Proviamo a capire in quale direzione stia intervenendo il produttore coreano, anche per i modelli meno recenti

A distanza di quattro anni dal suo debutto ufficiale sul mercato, prendiamo atto del fatto che il Samsung Galaxy S7, insieme al Galaxy S7 Edge, non sia stato abbandonato dal produttore asiatico in termini di sviluppo software.
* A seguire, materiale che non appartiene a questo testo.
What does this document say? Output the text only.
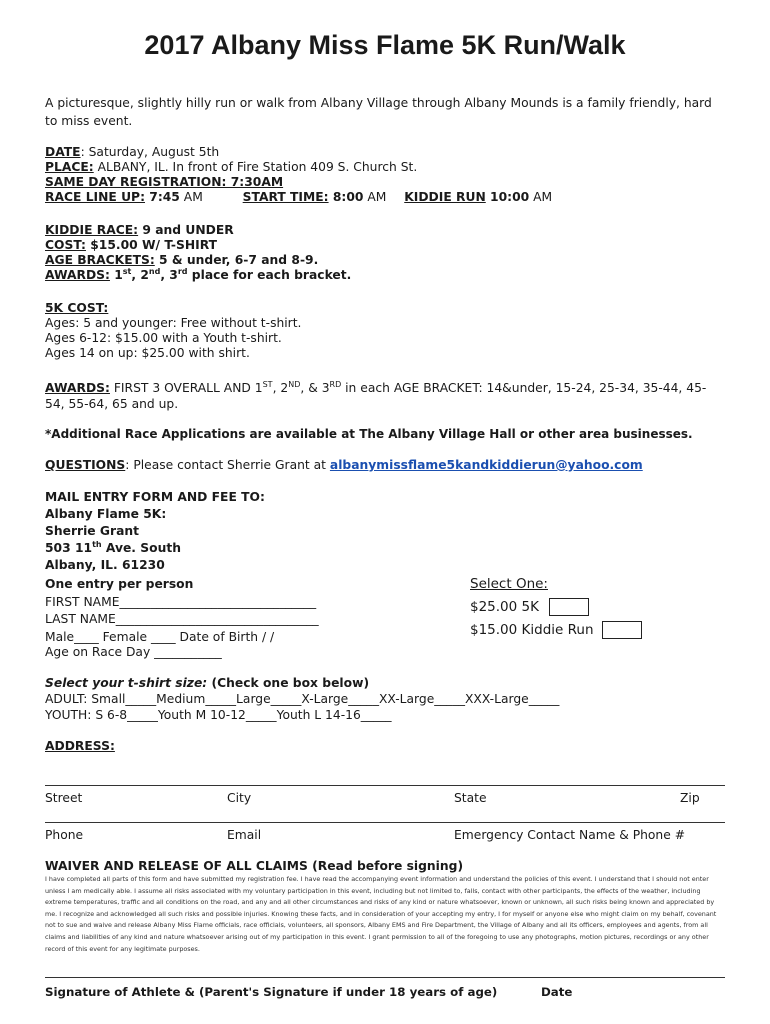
2017 Albany Miss Flame 5K Run/Walk
A picturesque, slightly hilly run or walk from Albany Village through Albany Mounds is a family friendly, hard to miss event.
DATE: Saturday, August 5th
PLACE: ALBANY, IL. In front of Fire Station 409 S. Church St.
SAME DAY REGISTRATION: 7:30AM
RACE LINE UP: 7:45 AM	START TIME: 8:00 AM KIDDIE RUN 10:00 AM
KIDDIE RACE: 9 and UNDER
COST: $15.00 W/ T-SHIRT
AGE BRACKETS: 5 & under, 6-7 and 8-9.
AWARDS: 1st, 2nd, 3rd place for each bracket.
5K COST:
Ages: 5 and younger: Free without t-shirt.
Ages 6-12: $15.00 with a Youth t-shirt.
Ages 14 on up: $25.00 with shirt.
AWARDS: FIRST 3 OVERALL AND 1ST, 2ND, & 3RD in each AGE BRACKET: 14&under, 15-24, 25-34, 35-44, 45-54, 55-64, 65 and up.
*Additional Race Applications are available at The Albany Village Hall or other area businesses.
QUESTIONS: Please contact Sherrie Grant at albanymissflame5kandkiddierun@yahoo.com
MAIL ENTRY FORM AND FEE TO:
Albany Flame 5K:
Sherrie Grant
503 11th Ave. South
Albany, IL. 61230
One entry per person
FIRST NAME________________________________
LAST NAME_________________________________
Male____ Female ____ Date of Birth / /
Age on Race Day ___________
Select One:
$25.00 5K
$15.00 Kiddie Run
Select your t-shirt size: (Check one box below)
ADULT: Small_____Medium_____Large_____X-Large_____XX-Large_____XXX-Large_____
YOUTH: S 6-8_____Youth M 10-12_____Youth L 14-16_____
ADDRESS:
Street	City	State	Zip
Phone	Email	Emergency Contact Name & Phone #
WAIVER AND RELEASE OF ALL CLAIMS (Read before signing)
I have completed all parts of this form and have submitted my registration fee. I have read the accompanying event information and understand the policies of this event. I understand that I should not enter unless I am medically able. I assume all risks associated with my voluntary participation in this event, including but not limited to, falls, contact with other participants, the effects of the weather, including extreme temperatures, traffic and all conditions on the road, and any and all other circumstances and risks of any kind or nature whatsoever, known or unknown, all such risks being known and appreciated by me. I recognize and acknowledged all such risks and possible injuries. Knowing these facts, and in consideration of your accepting my entry, I for myself or anyone else who might claim on my behalf, covenant not to sue and waive and release Albany Miss Flame officials, race officials, volunteers, all sponsors, Albany EMS and Fire Department, the Village of Albany and all its officers, employees and agents, from all claims and liabilities of any kind and nature whatsoever arising out of my participation in this event. I grant permission to all of the foregoing to use any photographs, motion pictures, recordings or any other record of this event for any legitimate purposes.
Signature of Athlete & (Parent's Signature if under 18 years of age)	Date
Eppure, il mese scorso i segnali erano assai differenti e ci parlavano di patch ormai utopistiche per i dispositivi commercializzati nel lontano 2014. Ora, Samsung sta fornendo a Galaxy S7 e S7 Edge un aggiornamento finale per risolvere un problema di sicurezza critico che è emerso di recente.

Samsung Galaxy S7

A cosa serve il nuovo aggiornamento pensato anche per i Samsung Galaxy S7

Dopo le prime segnalazioni di fine maggio riguardanti la distribuzione dell’aggiornamento in questione in altri Paesi, pare che in queste ore stiano arrivando le prime segnalazioni da parte di coloro che possono testare il firmware anche qui in Italia per il Samsung Galaxy S7. Ed il consiglio è di portare a termine il download del pacchetto software nel più breve tempo possibile, appena pronto l’aggiornamento in questione.

Sui dispositivi Galaxy più recenti con l’aggiornamento della patch di sicurezza di maggio 2020, Samsung ha corretto una grave vulnerabilità di sicurezza che potrebbe consentire a un determinato aggressore di accedere al sistema, potenzialmente senza che l’utente ne sia a conoscenza. Questa vulnerabilità è derivata da una modifica apportata da Samsung ad Android che ha modificato il modo in cui il sistema ha gestito i file .qmg.

Non sono mai stati forniti altri dettagli sotto questo punto di vista, ma è chiaro che un intervento di questo tipo costituiva una priorità per il colosso coreano. Fortunatamente, segnali sotto questo punto di vista sono arrivati in questi giorni anche per i modelli meno recenti, come stiamo notando proprio attraverso il Samsung Galaxy S7. Tale problema riguardava ogni singolo smartphone Samsung venduto dall’azienda nel 2014, inclusa la serie Galaxy S7 che è ancora in uso da molti oggi. Per fortuna, Samsung offre ai proprietari di S7 un aiuto da un po’ di tempo a questa.

Sarà interessante capire se lo stesso trattamento verrà riservato nelle prossime settimane anche ai Samsung Galaxy S6 e Galaxy S5, secondo quanto emerso di recente.